Wie Zelda und F. Scott Fitzgerald in den Goldenen Zwanzigern, gelten Sylvia Plath und Ted Hughes als das Paar der modernen Literatur. Ähnlich wie die Fitzgeralds sind auch Hughes und Plath ein zum Scheitern verurteiltes tragisches Liebespaar. Nach Plaths Suizid im Jahr 1963 wird sie von ihren Lesern als Märtyrerin vergöttert, während ihr untreuer Ehemann zur Zielscheibe des Hasses wird. Sein Nachname wird regelmäßig von ihrem Grabstein gekratzt, denn er, der Feind, der Verräter, muss die Schuld an ihrem frühen Ende tragen. Aber war es so? Ist es so einfach? Kann man in solch einer leidenschaftlichen, destruktiven Beziehung wirklich nur einem die Schuld geben?

„Ich war nie zuvor jemandem begegnet, bei dem Lieben und Hassen
so nah beieinander lagen, dass es fast keinen Unterschied gab.
Sie wollte nichts lieber, als jemanden lieben, aber sie hasste es,
wenn sie es tatsächlich tat. Sie wollte nichts lieber, als geliebt werden,
aber sie hat jeden, der sie geliebt hat, gnadenlos für diese Liebe bestraft.“

Ted Hughes hat sich sein Leben lang nie zu den Vorwürfen, die ihm en masse in Zeitungsartikeln oder Biographien über seine Ehefrau gemacht wurden, geäußert. Er schwieg, wenn er als Grund ihres Selbstmordes, als Verräter, als untreu und lieblos bezeichnet wurde, wenn sein Nachname abermals von ihrem Grabstein gekratzt wurde. Connie Palmen versucht ihm in ihrer fiktiven Autobiographie „Du sagst es“ endlich zu Wort kommen.

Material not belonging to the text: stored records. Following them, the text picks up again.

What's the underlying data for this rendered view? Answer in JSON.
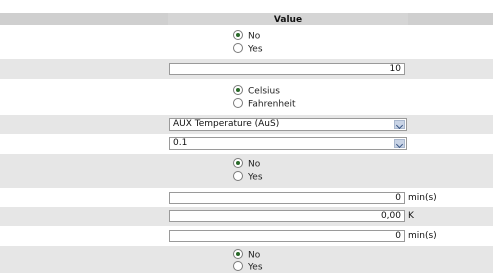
{
  "header": {
    "value_label": "Value"
  },
  "rows": {
    "r1": {
      "options": [
        "No",
        "Yes"
      ],
      "selected": "No"
    },
    "r2": {
      "value": "10"
    },
    "r3": {
      "options": [
        "Celsius",
        "Fahrenheit"
      ],
      "selected": "Celsius"
    },
    "r4": {
      "selected": "AUX Temperature (AuS)",
      "icon": "chevron-down-icon"
    },
    "r5": {
      "selected": "0.1",
      "icon": "chevron-down-icon"
    },
    "r6": {
      "options": [
        "No",
        "Yes"
      ],
      "selected": "No"
    },
    "r7": {
      "value": "0",
      "unit": "min(s)"
    },
    "r8": {
      "value": "0,00",
      "unit": "K"
    },
    "r9": {
      "value": "0",
      "unit": "min(s)"
    },
    "r10": {
      "options": [
        "No",
        "Yes"
      ],
      "selected": "No"
    }
  }
}
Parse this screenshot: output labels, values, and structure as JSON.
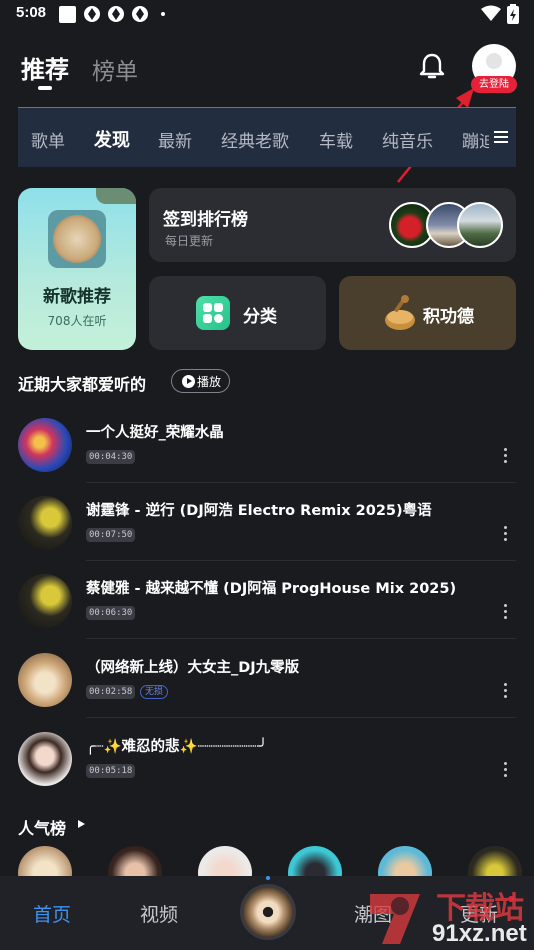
{
  "status_bar": {
    "time": "5:08"
  },
  "header": {
    "tabs": [
      {
        "label": "推荐",
        "active": true
      },
      {
        "label": "榜单",
        "active": false
      }
    ],
    "login_badge": "去登陆"
  },
  "category_nav": {
    "items": [
      "歌单",
      "发现",
      "最新",
      "经典老歌",
      "车载",
      "纯音乐",
      "蹦迪"
    ],
    "active": "发现"
  },
  "feature_cards": {
    "new_songs": {
      "title": "新歌推荐",
      "listeners": "708人在听"
    },
    "checkin": {
      "title": "签到排行榜",
      "subtitle": "每日更新"
    },
    "category": {
      "label": "分类"
    },
    "merit": {
      "label": "积功德"
    }
  },
  "recent": {
    "title": "近期大家都爱听的",
    "play_label": "播放",
    "songs": [
      {
        "title": "一个人挺好_荣耀水晶",
        "duration": "00:04:30",
        "tag": ""
      },
      {
        "title": "谢霆锋 - 逆行 (DJ阿浩 Electro Remix 2025)粤语",
        "duration": "00:07:50",
        "tag": ""
      },
      {
        "title": "蔡健雅 - 越来越不懂 (DJ阿福 ProgHouse Mix 2025)",
        "duration": "00:06:30",
        "tag": ""
      },
      {
        "title": "（网络新上线）大女主_DJ九零版",
        "duration": "00:02:58",
        "tag": "无损"
      },
      {
        "title": "╭┈✨难忍的悲✨┈┈┈┈┈┈┈╯",
        "duration": "00:05:18",
        "tag": ""
      }
    ]
  },
  "popular": {
    "title": "人气榜"
  },
  "bottom_nav": {
    "items": [
      {
        "label": "首页",
        "active": true
      },
      {
        "label": "视频",
        "active": false
      },
      {
        "label": "潮图",
        "active": false
      },
      {
        "label": "更新",
        "active": false
      }
    ]
  },
  "watermark": {
    "text": "91xz.net",
    "text_cn": "下载站"
  },
  "colors": {
    "accent": "#3e94f0",
    "badge_red": "#e8213a",
    "background": "#1a1b1f"
  }
}
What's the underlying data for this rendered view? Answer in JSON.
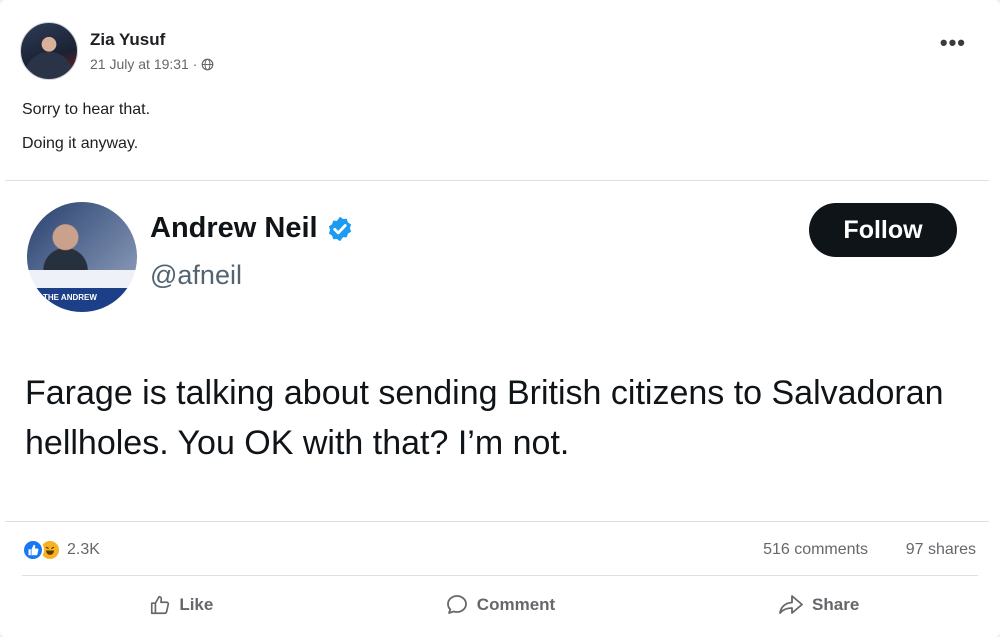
{
  "post": {
    "author": "Zia Yusuf",
    "timestamp": "21 July at 19:31 ·",
    "text_lines": [
      "Sorry to hear that.",
      "Doing it anyway."
    ]
  },
  "tweet": {
    "name": "Andrew Neil",
    "handle": "@afneil",
    "follow_label": "Follow",
    "avatar_text": "THE ANDREW",
    "body": "Farage is talking about sending British citizens to Salvadoran hellholes. You OK with that? I’m not."
  },
  "engagement": {
    "reaction_count": "2.3K",
    "comments": "516 comments",
    "shares": "97 shares"
  },
  "actions": {
    "like": "Like",
    "comment": "Comment",
    "share": "Share"
  },
  "icons": [
    "globe-icon",
    "more-options-icon",
    "verified-badge-icon",
    "like-reaction-icon",
    "haha-reaction-icon",
    "thumbs-up-icon",
    "comment-bubble-icon",
    "share-arrow-icon"
  ],
  "colors": {
    "verified": "#1d9bf0",
    "like_blue": "#1877f2",
    "follow_bg": "#0f1419"
  }
}
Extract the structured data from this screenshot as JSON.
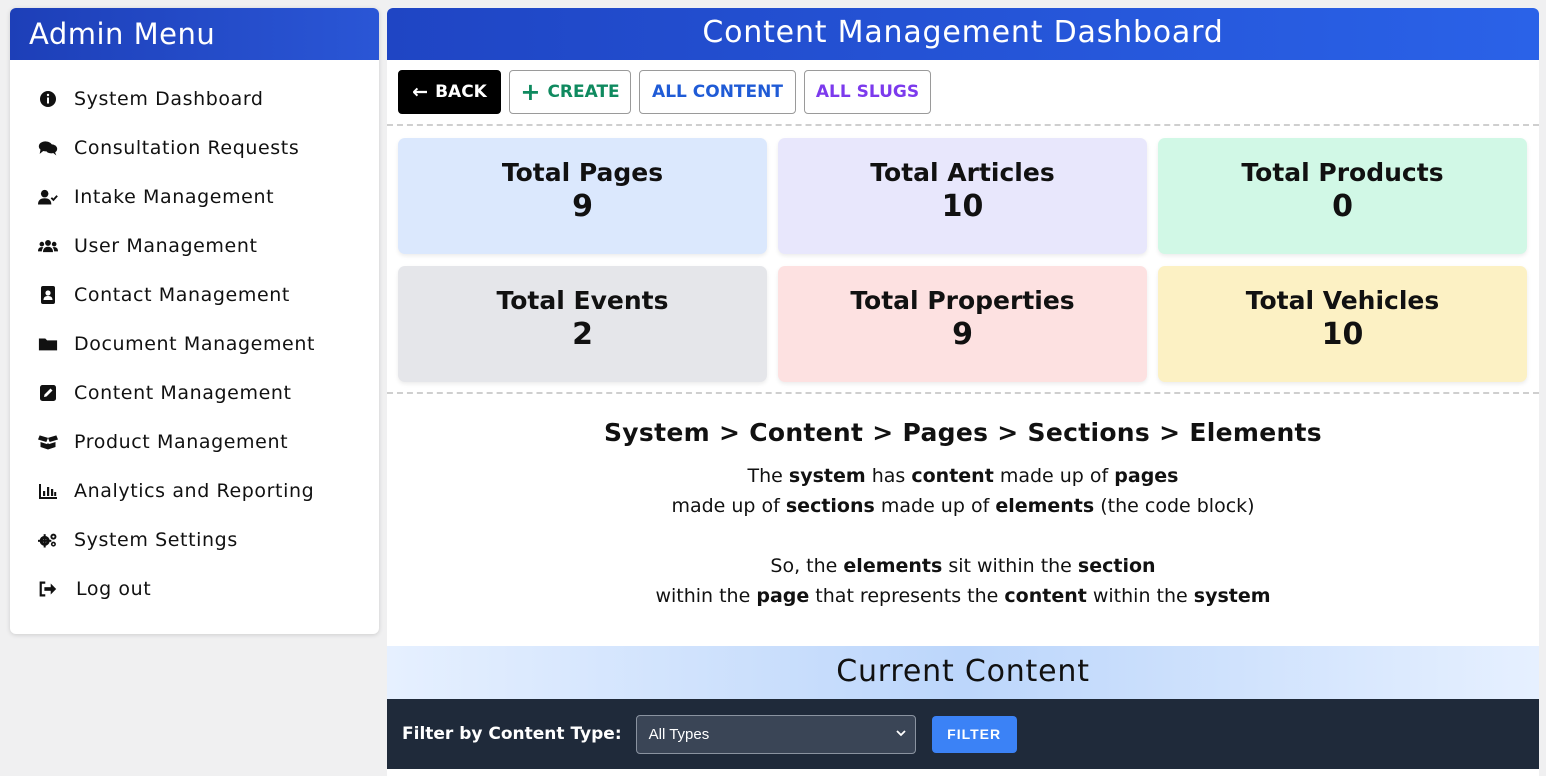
{
  "sidebar": {
    "title": "Admin Menu",
    "items": [
      {
        "label": "System Dashboard",
        "icon": "info-circle-icon"
      },
      {
        "label": "Consultation Requests",
        "icon": "comments-icon"
      },
      {
        "label": "Intake Management",
        "icon": "user-check-icon"
      },
      {
        "label": "User Management",
        "icon": "users-icon"
      },
      {
        "label": "Contact Management",
        "icon": "address-book-icon"
      },
      {
        "label": "Document Management",
        "icon": "folder-icon"
      },
      {
        "label": "Content Management",
        "icon": "edit-icon"
      },
      {
        "label": "Product Management",
        "icon": "box-open-icon"
      },
      {
        "label": "Analytics and Reporting",
        "icon": "chart-bar-icon"
      },
      {
        "label": "System Settings",
        "icon": "cogs-icon"
      },
      {
        "label": "Log out",
        "icon": "sign-out-icon"
      }
    ]
  },
  "main": {
    "title": "Content Management Dashboard",
    "toolbar": {
      "back_label": "BACK",
      "create_label": "CREATE",
      "all_content_label": "ALL CONTENT",
      "all_slugs_label": "ALL SLUGS"
    },
    "stats": [
      {
        "title": "Total Pages",
        "value": "9",
        "color": "#dbe8fd"
      },
      {
        "title": "Total Articles",
        "value": "10",
        "color": "#e8e7fc"
      },
      {
        "title": "Total Products",
        "value": "0",
        "color": "#d1f8e6"
      },
      {
        "title": "Total Events",
        "value": "2",
        "color": "#e5e6ea"
      },
      {
        "title": "Total Properties",
        "value": "9",
        "color": "#fde1e1"
      },
      {
        "title": "Total Vehicles",
        "value": "10",
        "color": "#fcf1c4"
      }
    ],
    "explain": {
      "title": "System > Content > Pages > Sections > Elements",
      "line1": {
        "t1": "The ",
        "b1": "system",
        "t2": " has ",
        "b2": "content",
        "t3": " made up of ",
        "b3": "pages"
      },
      "line2": {
        "t1": "made up of ",
        "b1": "sections",
        "t2": " made up of ",
        "b2": "elements",
        "t3": " (the code block)"
      },
      "line3": {
        "t1": "So, the ",
        "b1": "elements",
        "t2": " sit within the ",
        "b2": "section"
      },
      "line4": {
        "t1": "within the ",
        "b1": "page",
        "t2": " that represents the ",
        "b2": "content",
        "t3": " within the ",
        "b3": "system"
      }
    },
    "current_content": {
      "title": "Current Content",
      "filter_label": "Filter by Content Type:",
      "filter_value": "All Types",
      "filter_button": "FILTER"
    }
  }
}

Von ihrer ersten Begegnung an, erzählt Hughes in Palmens herausragendem Roman von der zum Scheitern verurteilten Liebe, von seiner schwierigen Ehe und der Frau, die sein Leben prägte und durch ihren Tod zur Ikone der modernen Lyrik wurde: Sylvia Plath. Palmen lässt Hughes in ihrem sehr gut recherchierten Roman über die gemeinsame Zeit mit Plath reflektieren über ihre Hochs und Tiefs, ihren labilen Gesundheitszustand, ihre übermächtige Vaterfigur, ihren Wunsch nach dem Tod. Es gelingt Palmen gekonnt Hughes Stimme mehr als nur Ereignisgeschichte zu erzählen, seine Gefühle, Wünsche und Hoffnungen subtil in diese retrospektive Biographie einfließen zu lassen. So kommen Plaths zwei Gesichter – das, dass sie der Welt zeigte und das andere, das in ihren Briefen komplett andere Töne, Wertungen und Emotionen freien Lauf ließ – und ihre Stimmungsschwankungen in Hughs Erinnerungen vor, ebenso seine verhängnisvolle Affäre, aber auch die glücklichen Momente, welche die beiden Lyriker miteinander teilten. Denn am Ende ist es schwer, zu sagen, ob es einen Schuldigen gibt. Für das Auseinanderdriften der Liebenden, die Trennung, oder für das, was unvermeidlich den Lauf der beiden Leben veränderte.
In herausragender Prosa nähert sich Connie Palmen an den großen Lyriker Hughes an, verleiht ihm eine glaubhafte Stimme und gibt einen glaubhaften und versöhnlichen – wenn auch fiktiven – Einblick in ein Leben, eine Liebe und deren tragisches Ende. Sie proträtiert Hughes und Plath so glaubhaft, so vielschichtig, dass es ihr gelingt, zwei historische Persönlichkeiten so greifbar zu machen, wie ich es selten lesen durfte. Umwerfende Literatur, die nicht nur Plath Liebhaber anspricht, sondern Lust macht, mehr über diese beiden Lyriker zu erfahren, ihre Gedichte und Plaths „The Bell Jar“ zu lesen. Connie Palmen hat mit „Du sagst es“ einen Roman geschrieben, der sehr lange Zeit einer meiner Lieblinge bleiben wird und den ich gar nicht genug empfehlen kann!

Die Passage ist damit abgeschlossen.